Traditionally, bank managers are considered very important people and therefore held in high esteem. It is therefore not uncommon for bank clients to regard the association with the bank manager as a symbol of status and a privilege. This can be attributed to the benefits of obtaining specialized, personalized and fast service and, of course, business advice that comes with years of experience in dealing with companies from different industries and segments. However, the status quo is changing very quickly in the industry.
According to a circular from the Central Bank: (FPR / DIR / EXP / 01/002), dated June 26, 2012, on the Competency Framework for the Nigerian Banking Sector, a bank manager should have the following qualifications:
- A minimum of 8 years of banking experience with at least 2 years in retail banking or branch operations.
- A first degree in any discipline and relevant certifications such as ACIB (Associate of Chartered Bankers).
- Good understanding of policies and products, integrity and relationship skills, among others.
However, these criteria have proven insufficient to produce the ideal managers in our current banking rooms for some important reasons:
Poor training and exposure
The level of fierce competition between the banks, in particular the FUGAZ (acronym of the 5 best banks in Nigeria: First, UBA, GTB, Access and Zenith bank) has meant that the management of the banks cares less about professionalism and training because of the associated cost of training. Bank managers come to the office every day traumatized by the pressure to come up with unbelievable and unrealistic numbers due to the comparison with the neighboring competing bank. Some have gone years without any development, settling for acquiring deposits / business to quench the insatiable greed of administrators until their service is no longer required.
FUGAZ increased its after-tax profit from 666 billion naira to 727 billion naira (Source: Financial Statements of Banks 2019 and 2020) between 2019 and 2020, which represents profitability growth of 9% in an economy that experienced a negative GDP growth rate of 1.8% in 2020.
The short-term gains have overtaken the long-term structural development of important parts of any organization – the workforce. Virtual training cannot substitute for real-time face-to-face training which can force banks to spend money on travel, facilitators and logistics.
Branch managers are usually appointed without really assessing their skills. When appointed, it does not come with a corresponding training to prepare them for such an important role, leaving them to approach the mission with their resident knowledge, which in my opinion is largely insufficient.
Excessive measurement barometer
Some banking experts are of the opinion that the role of “branch manager” is overloaded with responsibilities, ranging from aggressive sourcing for deposits and loans to acquiring new relationships, motivating and encouraging staff, attending parties or client engagements, ensuring that ATMs, washrooms, offices and banking lobbies are in perfect order or risk being made redundant or suspended. These other miscellaneous deliverables tend to distract and divert the necessary attention of the bank manager to his main responsibilities.
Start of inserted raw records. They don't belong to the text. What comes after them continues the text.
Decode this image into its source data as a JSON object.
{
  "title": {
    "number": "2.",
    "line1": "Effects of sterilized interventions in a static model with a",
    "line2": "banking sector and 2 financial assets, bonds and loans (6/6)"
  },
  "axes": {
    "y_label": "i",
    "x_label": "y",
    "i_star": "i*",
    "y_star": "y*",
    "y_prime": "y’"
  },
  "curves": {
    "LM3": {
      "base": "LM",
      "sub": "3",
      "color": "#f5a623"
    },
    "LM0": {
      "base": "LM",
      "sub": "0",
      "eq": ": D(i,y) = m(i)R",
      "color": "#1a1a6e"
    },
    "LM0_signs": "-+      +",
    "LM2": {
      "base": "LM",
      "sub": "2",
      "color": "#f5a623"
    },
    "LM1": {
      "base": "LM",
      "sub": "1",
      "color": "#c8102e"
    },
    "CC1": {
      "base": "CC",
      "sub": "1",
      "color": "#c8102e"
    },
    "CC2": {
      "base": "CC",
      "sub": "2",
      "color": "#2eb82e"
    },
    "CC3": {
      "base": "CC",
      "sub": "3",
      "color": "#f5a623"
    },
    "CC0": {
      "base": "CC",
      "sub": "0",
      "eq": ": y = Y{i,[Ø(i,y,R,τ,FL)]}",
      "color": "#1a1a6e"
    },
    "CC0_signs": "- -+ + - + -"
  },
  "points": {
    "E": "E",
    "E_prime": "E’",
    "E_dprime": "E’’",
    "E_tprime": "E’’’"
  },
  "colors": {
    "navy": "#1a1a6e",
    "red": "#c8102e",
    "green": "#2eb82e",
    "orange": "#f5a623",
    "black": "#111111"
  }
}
Experience has also shown that requests for supplies to change outdated or outdated equipment are rejected or delayed, but whenever head office mystery shoppers show up, the branch manager becomes the scapegoat.
Dehumanizing performance sessions
Bank managers are invited to regular meetings to discuss different measurement barometers, current account growth, savings account growth, total deposits growth, profits made, card issued, loan growth, incomplete documentation, turnover of the workforce in branch, atmosphere in branch. These barometers are discussed with extremely dehumanizing remarks on the part of senior executives coordinating agency directors, with insults towards them and their families, affecting their self-esteem.
Bad central support
Headquarters units such as treasury, corporate banking and other market oriented units are recognized and supported by support units before branches. Some branch managers who have direct contact with customers are frustrated with poor or almost no response or support from head office units. Experience has also shown that branch managers have to bribe or “specially manage” their colleagues at head office to get the support they need, otherwise their request would be placed lower on the priority list. These things happen every day in industry, as if it were the public sector.
Some staff members have developed “deep” relationships with senior managers and, as a result, challenge their agency managers. Some arrive late for work, perform poorly, and engage in all kinds of misdemeanors with the confidence that the branch manager is unable to discipline them when they are wrong. However, their branch manager would still be held accountable for their performance.
Many branch managers dance the tricky dance to please senior managers by being nice or looking away when these things happen. Many of these staff members are women engaged in unethical relationships with “powerful men”. The strong pressure exerted by these big bankers makes it difficult for these women to challenge them, as such a challenge could cost them their jobs or their promotion.
Banking is a responsible profession, the key to the economy of any nation. Decision makers need to be much more strategic and focus on building an emotionally, physically and technically effective management workforce to sustain the business over the long term.
The financial results we are seeing today from the industry have masked some of these problems, however, these problems would become more visible when the banking sector in Nigeria no longer gets the support of the CBN to continue earning a windfall through the fees charged to customers.
It should be noted that the industry accounts for a substantial percentage of white collar jobs in Nigeria, however, the payoff is small compared to bank returns. Some staff members develop high blood pressure from the pressure at work.
Regulators need to pay more attention to these gray areas. The professional capacity of the branch manager should not be taken for granted, but regular / periodic re-certification is essential to prevent bank managers from becoming modern day apes.